CUI Networks: A Graphical Representation for Conditional Utility Independence

We introduce CUI networks, a compact graphical representation of utility functions over multiple attributes. CUI networks model multiattribute utility functions using the well-studied and widely applicable utility independence concept. We show how conditional utility independence leads to an effective functional decomposition that can be exhibited graphically, and how local, compact data at the graph nodes can be used to calculate joint utility. We discuss aspects of elicitation, network construction, and optimization, and contrast our new representation with previous graphical preference modeling.

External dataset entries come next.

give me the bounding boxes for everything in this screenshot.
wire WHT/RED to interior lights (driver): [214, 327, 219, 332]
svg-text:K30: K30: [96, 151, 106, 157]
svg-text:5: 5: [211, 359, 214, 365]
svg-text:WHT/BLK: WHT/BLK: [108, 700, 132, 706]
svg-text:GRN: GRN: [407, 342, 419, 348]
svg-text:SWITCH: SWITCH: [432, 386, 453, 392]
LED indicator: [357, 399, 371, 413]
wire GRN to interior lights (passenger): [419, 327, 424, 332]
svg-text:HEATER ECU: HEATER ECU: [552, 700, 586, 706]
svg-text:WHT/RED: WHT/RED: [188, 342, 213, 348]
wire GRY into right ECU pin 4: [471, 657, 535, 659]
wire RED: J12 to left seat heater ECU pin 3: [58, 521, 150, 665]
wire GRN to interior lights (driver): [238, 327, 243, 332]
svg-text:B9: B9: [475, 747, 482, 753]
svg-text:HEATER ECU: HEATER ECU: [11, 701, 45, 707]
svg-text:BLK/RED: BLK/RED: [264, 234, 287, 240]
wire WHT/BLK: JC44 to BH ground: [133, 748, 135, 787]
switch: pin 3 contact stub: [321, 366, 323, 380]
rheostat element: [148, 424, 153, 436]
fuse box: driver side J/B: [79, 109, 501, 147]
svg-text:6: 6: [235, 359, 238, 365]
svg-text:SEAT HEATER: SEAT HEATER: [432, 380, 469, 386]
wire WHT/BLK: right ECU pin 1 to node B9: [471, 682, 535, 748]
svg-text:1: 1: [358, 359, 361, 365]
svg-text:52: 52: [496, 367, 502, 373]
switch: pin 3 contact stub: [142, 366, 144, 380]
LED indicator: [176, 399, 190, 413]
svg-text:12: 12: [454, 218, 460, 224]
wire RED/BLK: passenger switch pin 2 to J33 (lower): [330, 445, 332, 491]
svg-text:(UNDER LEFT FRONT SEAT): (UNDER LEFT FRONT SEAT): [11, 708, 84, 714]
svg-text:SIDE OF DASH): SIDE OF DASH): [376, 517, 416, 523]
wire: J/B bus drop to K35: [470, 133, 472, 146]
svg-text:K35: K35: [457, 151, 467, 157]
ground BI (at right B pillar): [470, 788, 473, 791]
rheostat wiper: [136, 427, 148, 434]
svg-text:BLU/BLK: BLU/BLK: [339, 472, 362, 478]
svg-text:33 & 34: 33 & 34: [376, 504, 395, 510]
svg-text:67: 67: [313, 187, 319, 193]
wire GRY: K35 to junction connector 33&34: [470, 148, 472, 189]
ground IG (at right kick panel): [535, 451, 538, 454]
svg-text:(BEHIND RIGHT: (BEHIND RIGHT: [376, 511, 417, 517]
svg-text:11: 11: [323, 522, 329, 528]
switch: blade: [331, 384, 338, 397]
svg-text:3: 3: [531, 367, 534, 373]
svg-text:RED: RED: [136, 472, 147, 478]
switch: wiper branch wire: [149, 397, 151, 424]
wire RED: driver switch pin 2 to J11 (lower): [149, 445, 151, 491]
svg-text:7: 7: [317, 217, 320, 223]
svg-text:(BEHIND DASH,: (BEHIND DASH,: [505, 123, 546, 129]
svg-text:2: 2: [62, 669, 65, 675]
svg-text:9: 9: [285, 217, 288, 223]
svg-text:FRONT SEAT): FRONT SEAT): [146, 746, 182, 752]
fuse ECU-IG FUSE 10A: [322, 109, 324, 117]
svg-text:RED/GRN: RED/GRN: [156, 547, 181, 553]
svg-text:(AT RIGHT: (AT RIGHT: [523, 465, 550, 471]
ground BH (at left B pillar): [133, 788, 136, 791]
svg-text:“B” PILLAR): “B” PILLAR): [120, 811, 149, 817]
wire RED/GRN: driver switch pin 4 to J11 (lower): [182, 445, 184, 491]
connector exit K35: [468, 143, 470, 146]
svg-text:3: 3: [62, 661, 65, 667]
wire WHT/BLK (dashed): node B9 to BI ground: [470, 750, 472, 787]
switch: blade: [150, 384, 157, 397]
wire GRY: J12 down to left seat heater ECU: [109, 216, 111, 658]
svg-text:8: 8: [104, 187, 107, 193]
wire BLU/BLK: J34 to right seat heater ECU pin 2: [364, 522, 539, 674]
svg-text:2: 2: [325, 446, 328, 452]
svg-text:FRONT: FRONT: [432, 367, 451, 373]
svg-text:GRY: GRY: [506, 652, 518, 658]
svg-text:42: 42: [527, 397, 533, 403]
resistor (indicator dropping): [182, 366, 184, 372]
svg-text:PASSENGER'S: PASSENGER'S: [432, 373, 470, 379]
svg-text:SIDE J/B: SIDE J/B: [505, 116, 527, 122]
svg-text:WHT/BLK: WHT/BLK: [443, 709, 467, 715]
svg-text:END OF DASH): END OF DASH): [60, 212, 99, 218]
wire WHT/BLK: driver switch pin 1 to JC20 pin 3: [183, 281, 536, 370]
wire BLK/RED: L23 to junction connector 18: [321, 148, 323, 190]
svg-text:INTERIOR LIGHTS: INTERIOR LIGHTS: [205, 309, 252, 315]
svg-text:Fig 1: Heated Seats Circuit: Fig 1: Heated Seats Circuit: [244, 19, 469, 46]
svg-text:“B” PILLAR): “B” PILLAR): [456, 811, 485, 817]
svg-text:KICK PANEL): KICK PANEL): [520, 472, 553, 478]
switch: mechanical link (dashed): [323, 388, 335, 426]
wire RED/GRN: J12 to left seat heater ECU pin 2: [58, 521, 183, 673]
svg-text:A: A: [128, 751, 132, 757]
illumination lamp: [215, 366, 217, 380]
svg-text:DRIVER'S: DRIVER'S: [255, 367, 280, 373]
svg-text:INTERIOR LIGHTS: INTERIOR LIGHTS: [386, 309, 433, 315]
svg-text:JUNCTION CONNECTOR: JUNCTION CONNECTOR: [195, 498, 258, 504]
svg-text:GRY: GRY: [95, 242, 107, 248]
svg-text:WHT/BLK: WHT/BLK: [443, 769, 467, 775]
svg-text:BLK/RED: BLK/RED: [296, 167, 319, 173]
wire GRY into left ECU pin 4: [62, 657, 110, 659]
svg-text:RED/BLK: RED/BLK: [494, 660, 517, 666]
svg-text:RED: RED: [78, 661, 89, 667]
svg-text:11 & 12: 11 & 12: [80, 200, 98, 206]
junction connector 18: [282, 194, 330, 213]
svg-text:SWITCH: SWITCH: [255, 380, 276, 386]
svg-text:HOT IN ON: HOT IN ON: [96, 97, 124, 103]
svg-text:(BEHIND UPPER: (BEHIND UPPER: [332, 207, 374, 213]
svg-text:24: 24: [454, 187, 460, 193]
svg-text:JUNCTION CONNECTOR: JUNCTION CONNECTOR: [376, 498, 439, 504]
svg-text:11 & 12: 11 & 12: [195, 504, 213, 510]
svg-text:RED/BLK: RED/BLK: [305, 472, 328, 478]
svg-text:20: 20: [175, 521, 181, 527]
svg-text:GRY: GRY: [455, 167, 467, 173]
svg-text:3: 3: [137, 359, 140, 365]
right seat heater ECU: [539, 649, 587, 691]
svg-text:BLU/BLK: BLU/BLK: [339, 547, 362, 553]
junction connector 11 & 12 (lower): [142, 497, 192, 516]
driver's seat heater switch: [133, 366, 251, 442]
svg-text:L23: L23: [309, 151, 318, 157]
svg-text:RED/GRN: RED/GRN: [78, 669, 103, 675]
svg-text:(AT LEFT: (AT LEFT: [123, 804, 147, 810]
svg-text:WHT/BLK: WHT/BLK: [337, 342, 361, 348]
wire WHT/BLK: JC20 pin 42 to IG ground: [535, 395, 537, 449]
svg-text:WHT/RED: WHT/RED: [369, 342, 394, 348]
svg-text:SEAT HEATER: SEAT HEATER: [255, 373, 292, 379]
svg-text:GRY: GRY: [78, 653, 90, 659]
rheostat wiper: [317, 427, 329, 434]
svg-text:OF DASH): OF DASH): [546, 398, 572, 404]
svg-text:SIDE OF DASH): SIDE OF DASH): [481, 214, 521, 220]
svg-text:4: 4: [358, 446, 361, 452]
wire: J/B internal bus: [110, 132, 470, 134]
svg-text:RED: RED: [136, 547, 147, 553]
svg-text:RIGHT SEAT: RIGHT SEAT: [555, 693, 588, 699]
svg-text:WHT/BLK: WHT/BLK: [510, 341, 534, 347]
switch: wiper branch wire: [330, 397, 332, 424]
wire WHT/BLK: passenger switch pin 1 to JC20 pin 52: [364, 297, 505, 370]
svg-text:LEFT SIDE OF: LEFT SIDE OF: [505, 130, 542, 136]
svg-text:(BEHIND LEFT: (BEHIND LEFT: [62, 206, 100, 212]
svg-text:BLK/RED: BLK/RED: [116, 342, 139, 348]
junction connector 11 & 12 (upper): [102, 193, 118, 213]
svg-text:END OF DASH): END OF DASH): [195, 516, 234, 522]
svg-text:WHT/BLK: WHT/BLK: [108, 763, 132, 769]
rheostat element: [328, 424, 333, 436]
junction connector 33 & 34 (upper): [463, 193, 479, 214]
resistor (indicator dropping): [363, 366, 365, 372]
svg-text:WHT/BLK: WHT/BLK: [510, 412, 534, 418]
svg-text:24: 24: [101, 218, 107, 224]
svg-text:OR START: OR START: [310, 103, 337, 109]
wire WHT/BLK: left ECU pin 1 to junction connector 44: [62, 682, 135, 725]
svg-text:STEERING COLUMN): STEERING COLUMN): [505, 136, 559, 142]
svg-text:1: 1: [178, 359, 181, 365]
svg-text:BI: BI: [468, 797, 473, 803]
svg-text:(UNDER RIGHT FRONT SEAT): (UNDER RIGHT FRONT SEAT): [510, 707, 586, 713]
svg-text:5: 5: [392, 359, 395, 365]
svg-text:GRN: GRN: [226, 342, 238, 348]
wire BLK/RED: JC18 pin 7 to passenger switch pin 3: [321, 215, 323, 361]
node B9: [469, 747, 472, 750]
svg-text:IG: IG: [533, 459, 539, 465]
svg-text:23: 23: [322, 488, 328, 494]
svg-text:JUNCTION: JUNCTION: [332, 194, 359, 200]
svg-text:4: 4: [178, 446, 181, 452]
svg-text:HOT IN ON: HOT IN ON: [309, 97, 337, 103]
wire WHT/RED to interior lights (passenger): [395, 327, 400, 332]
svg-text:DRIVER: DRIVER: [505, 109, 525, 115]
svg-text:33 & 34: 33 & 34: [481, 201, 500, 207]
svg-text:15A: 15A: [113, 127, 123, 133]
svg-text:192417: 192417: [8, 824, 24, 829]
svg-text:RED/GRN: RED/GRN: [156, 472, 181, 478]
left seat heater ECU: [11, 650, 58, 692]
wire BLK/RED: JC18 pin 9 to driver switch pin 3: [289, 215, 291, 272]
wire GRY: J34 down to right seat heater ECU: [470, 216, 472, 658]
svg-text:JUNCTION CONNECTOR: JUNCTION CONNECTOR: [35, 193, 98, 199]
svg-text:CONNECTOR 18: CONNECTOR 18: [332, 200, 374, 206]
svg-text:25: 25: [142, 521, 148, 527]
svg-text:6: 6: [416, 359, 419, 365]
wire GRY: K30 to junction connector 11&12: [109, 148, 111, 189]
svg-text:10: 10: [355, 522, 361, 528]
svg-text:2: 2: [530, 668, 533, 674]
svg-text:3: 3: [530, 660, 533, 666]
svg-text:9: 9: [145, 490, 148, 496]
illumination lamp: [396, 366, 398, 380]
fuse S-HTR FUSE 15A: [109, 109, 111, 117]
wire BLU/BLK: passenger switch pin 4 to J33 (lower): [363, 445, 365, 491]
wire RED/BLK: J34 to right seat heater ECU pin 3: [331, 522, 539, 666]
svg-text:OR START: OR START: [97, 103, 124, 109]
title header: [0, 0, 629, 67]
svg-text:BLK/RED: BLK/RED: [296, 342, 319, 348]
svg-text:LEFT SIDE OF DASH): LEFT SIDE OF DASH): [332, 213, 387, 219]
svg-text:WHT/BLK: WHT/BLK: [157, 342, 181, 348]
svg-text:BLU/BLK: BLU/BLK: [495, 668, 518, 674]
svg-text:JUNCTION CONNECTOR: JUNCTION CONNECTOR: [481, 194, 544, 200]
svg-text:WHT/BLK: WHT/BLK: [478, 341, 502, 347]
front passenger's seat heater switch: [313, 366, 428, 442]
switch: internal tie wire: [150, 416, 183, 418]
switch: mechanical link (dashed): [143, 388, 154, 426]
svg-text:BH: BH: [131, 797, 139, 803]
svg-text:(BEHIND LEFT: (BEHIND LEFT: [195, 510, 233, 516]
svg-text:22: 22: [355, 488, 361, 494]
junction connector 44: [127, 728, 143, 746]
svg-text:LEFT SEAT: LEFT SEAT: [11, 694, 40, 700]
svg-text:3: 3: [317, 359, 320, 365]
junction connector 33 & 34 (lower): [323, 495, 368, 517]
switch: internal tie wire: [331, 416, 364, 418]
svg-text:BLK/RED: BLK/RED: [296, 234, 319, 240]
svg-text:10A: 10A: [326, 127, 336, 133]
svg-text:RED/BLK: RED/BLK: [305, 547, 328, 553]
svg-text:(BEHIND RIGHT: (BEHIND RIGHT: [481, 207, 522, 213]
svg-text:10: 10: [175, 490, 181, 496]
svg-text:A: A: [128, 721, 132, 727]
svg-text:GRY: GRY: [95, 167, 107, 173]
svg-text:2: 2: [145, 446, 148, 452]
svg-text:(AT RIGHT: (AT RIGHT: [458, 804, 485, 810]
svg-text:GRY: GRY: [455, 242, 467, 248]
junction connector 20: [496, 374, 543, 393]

Bidding Strategies for Simultaneous Ascending Auctions

Simultaneous ascending auctions present agents with various strategic problems, depending on preference structure. As long as bids represent non-repudiable offers, submitting non-contingent bids to separate auctions entails an exposure problem: bidding to acquire a bundle risks the possibility of obtaining an undesired subset of the goods. With multiple goods (or units of a homogeneous good) bidders also need to account for their own effects on prices. Auction theory does not provide analytic solutions for optimal bidding strategies in the face of these problems. We present a new family of decision-theoretic bidding strategies that use probabilistic predictions of final prices: self-confirming distribution-prediction strategies. Bidding based on these is provably not optimal in general. But evidence using empirical game-theoretic methods we developed indicates the strategy is quite effective compared to other known methods when preferences exhibit complementarities. When preferences exhibit substitutability, simpler demand-reduction strategies address the own price effect problem more directly and perform better.